It says BIG no4 on the wheel hubs. How do I find out exactly what this is and how old it is?
(For inquiring minds....that's a Craftsman GT16 in the middle pic. It has a custom fabbed and mounted cigarette pack holder!!.....Not for me...I only smoke if I'm on fire!....)
That appears to be quite a bit larger than the IH one I found in the bush.
I sure would like to see one of these things "in action".
Would they have been used to mow hay in a large field?

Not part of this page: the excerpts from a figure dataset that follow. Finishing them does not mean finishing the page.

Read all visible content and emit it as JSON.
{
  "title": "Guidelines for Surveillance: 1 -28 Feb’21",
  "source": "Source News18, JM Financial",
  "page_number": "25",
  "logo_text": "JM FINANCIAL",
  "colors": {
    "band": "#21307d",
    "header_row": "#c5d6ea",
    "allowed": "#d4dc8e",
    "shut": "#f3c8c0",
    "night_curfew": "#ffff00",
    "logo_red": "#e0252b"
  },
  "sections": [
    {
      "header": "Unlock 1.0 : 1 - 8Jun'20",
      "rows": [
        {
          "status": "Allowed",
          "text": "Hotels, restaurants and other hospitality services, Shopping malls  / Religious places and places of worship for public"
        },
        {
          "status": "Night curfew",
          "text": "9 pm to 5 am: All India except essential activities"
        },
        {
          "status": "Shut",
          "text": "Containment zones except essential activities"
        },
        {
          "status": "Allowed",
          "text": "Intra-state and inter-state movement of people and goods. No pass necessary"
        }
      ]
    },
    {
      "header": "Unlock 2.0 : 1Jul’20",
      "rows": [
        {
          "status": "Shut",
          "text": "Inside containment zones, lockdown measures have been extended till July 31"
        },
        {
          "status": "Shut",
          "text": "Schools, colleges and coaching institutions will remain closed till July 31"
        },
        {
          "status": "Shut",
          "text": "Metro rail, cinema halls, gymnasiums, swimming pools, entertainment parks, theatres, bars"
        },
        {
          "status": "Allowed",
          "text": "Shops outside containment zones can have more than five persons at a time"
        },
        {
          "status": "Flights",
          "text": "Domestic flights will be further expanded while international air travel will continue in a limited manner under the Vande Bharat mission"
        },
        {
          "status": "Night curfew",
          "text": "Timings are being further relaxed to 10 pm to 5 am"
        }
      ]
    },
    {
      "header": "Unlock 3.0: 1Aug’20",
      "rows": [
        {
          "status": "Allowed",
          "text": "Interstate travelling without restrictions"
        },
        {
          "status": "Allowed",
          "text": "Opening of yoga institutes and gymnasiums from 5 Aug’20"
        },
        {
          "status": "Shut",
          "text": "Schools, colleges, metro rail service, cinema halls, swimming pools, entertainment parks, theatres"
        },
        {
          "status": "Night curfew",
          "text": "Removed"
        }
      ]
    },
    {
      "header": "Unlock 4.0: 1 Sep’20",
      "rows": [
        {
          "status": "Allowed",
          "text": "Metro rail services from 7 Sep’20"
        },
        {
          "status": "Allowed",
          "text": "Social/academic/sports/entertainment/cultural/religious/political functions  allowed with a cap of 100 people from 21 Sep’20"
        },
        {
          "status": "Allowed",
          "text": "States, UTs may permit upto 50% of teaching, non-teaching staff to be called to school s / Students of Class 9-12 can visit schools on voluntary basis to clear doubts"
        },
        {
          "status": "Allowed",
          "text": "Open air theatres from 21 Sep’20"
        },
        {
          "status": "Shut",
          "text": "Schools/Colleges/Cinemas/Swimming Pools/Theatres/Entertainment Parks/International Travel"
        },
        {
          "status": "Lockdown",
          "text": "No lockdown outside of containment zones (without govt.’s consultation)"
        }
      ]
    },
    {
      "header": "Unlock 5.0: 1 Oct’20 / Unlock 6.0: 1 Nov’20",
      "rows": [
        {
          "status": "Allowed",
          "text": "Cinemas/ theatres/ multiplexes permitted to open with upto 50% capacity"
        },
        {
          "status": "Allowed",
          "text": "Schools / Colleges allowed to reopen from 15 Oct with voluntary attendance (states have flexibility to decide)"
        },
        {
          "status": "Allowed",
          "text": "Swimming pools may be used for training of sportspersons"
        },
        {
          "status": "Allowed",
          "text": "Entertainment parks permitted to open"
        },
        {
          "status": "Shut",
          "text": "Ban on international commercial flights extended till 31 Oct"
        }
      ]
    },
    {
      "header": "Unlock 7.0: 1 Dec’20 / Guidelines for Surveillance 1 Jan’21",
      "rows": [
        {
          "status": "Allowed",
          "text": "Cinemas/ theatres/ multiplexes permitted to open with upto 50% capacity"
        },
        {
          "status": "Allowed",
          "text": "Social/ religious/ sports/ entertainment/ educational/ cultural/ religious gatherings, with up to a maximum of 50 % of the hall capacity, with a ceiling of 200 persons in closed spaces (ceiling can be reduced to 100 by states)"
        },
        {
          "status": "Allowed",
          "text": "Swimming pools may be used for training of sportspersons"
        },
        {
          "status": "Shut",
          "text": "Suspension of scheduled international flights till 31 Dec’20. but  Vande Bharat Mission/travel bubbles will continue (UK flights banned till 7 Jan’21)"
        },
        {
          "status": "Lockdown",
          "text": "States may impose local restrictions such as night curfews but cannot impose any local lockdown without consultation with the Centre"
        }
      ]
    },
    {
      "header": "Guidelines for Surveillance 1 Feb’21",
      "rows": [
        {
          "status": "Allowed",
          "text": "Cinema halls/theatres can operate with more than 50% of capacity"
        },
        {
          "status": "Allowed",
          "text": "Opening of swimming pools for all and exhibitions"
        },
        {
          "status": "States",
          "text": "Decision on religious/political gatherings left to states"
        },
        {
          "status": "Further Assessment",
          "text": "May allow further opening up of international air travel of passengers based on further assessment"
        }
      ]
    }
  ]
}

I think the little IH NEW4 was used to keep roadsides clean.
Just Do It !
EZ, these certainly were used to mow hay in a big field. They are stilll in common use by the Amish around a number of places such as Holmes County Ohio and Lancaster County PA. These folks are successful farmers and do it with horses, chiefly Belgians, and horse drawn equipment. Somehow they keep the horse drawn equipment running and seemingly in good repair.

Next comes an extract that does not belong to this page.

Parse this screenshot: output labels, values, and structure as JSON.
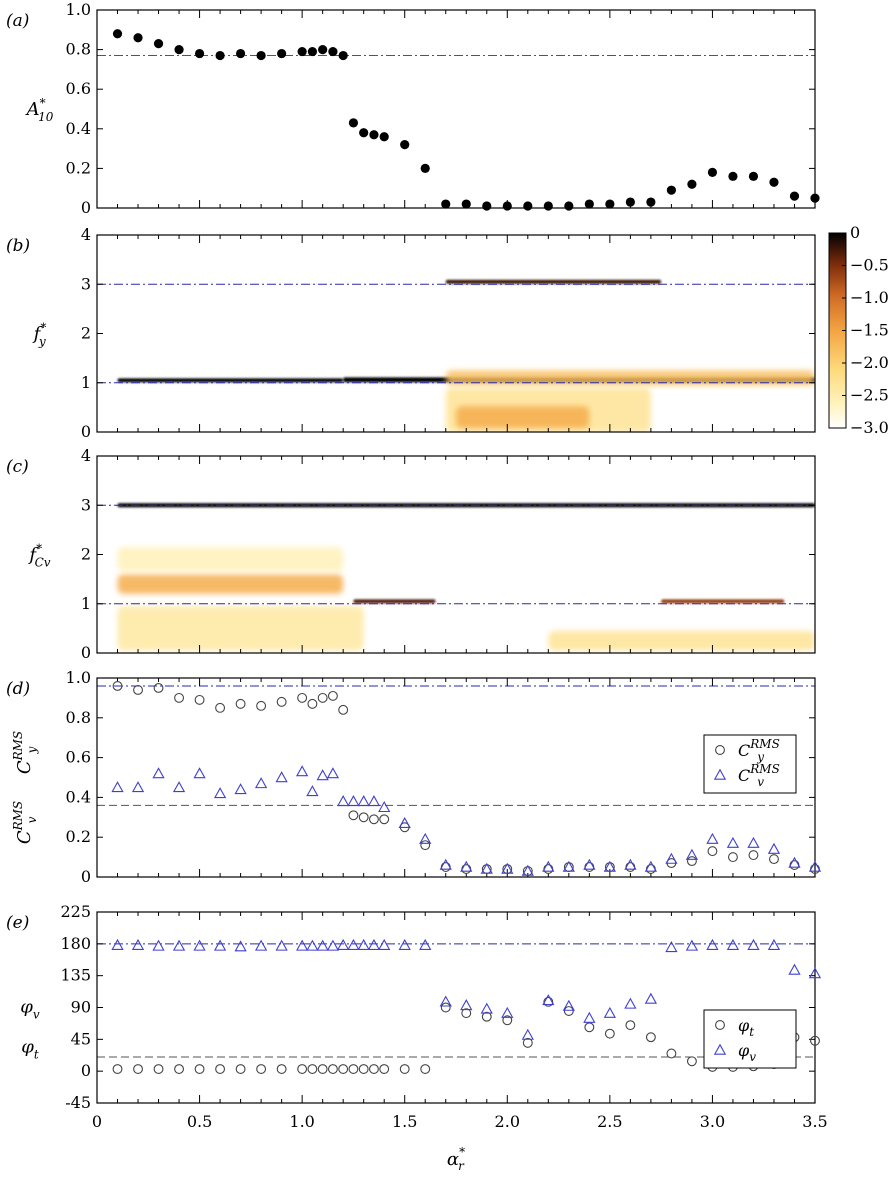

R U kiddin me???? 1892-1897?? Wow that's a real antique there.
Are you sure you are referring to my #4 BIG JD mower? It says John Deere #4 right on it. So, JD was made by McCormick?? I have so much more to learn!!!!...I wonder if I can still get any of the few parts it needs to be in working condition? And also, what is "Wendell's" book? Sorry bout all the questions but now I'm curious as heck ! I was going to make sort of a lawn ornament/conversation piece out of it but perhaps there's a more dignified use in store???-Marion
I take it all back.
In the picture I could see the green paint, but couldn't read the castings. I knew there was a John Deere # 4, but wasn't aware they called one a "Big 4".

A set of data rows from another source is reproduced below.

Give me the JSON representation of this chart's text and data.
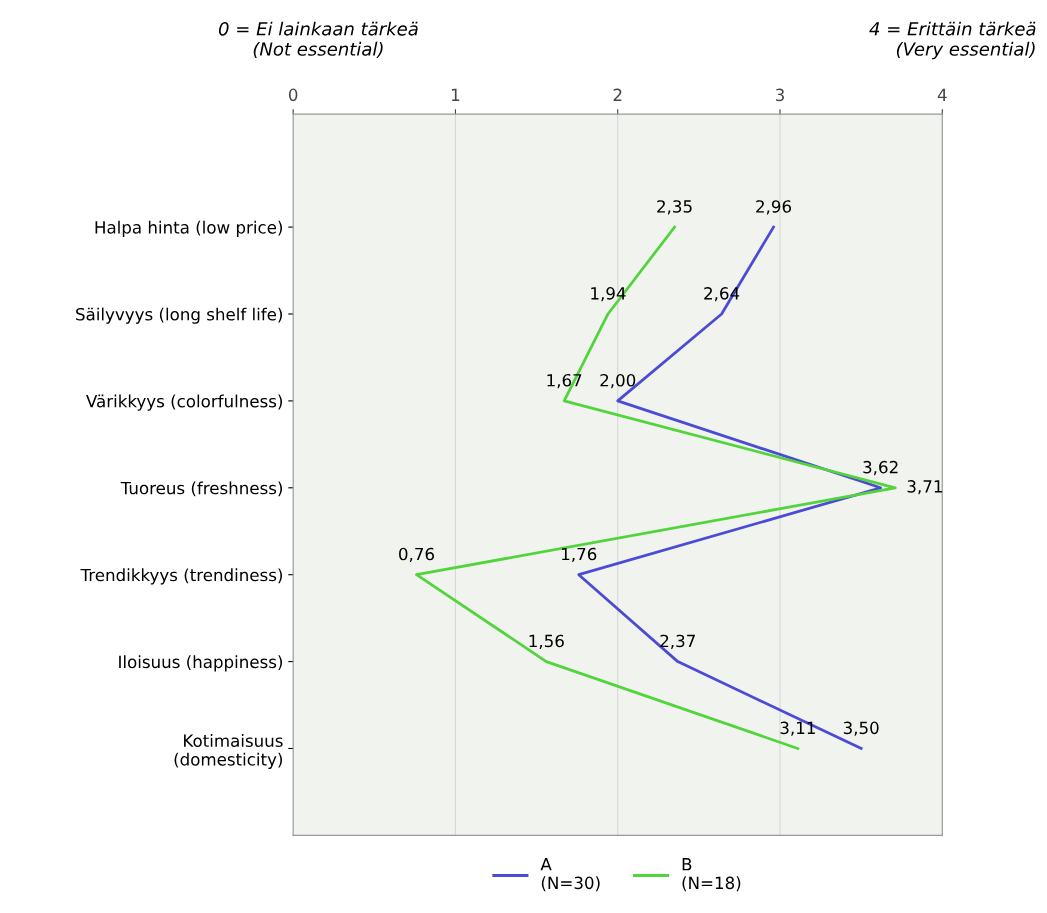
{
  "chart_data": {
    "type": "line",
    "orientation": "horizontal",
    "categories": [
      "Halpa hinta (low price)",
      "Säilyvyys (long shelf life)",
      "Värikkyys (colorfulness)",
      "Tuoreus (freshness)",
      "Trendikkyys (trendiness)",
      "Iloisuus (happiness)",
      "Kotimaisuus\n(domesticity)"
    ],
    "series": [
      {
        "name": "A\n(N=30)",
        "color": "#4b4bd6",
        "values": [
          2.96,
          2.64,
          2.0,
          3.62,
          1.76,
          2.37,
          3.5
        ],
        "value_labels": [
          "2,96",
          "2,64",
          "2,00",
          "3,62",
          "1,76",
          "2,37",
          "3,50"
        ]
      },
      {
        "name": "B\n(N=18)",
        "color": "#52d43c",
        "values": [
          2.35,
          1.94,
          1.67,
          3.71,
          0.76,
          1.56,
          3.11
        ],
        "value_labels": [
          "2,35",
          "1,94",
          "1,67",
          "3,71",
          "0,76",
          "1,56",
          "3,11"
        ]
      }
    ],
    "xlim": [
      0,
      4
    ],
    "xticks": [
      0,
      1,
      2,
      3,
      4
    ],
    "grid": "x",
    "legend": "bottom",
    "marker": "none",
    "line_style": "solid",
    "annotations": [
      "0 = Ei lainkaan tärkeä\n(Not essential)",
      "4 = Erittäin tärkeä\n(Very essential)"
    ]
  }
}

McCormick/IH made "Big" versions (heavier duty) of several of the horse drawn mowers, evidently Deere did too.
I think the Deere #4 was considerably later than the McCormick #4, a SWAG would be the '30s, but I don't know that either.
C. H. Wendels' book I was refering to is "150 Years of International Harvester". It is 400+ pages of mostly pictures with captions. It was published by Motorbooks and is probably out of print.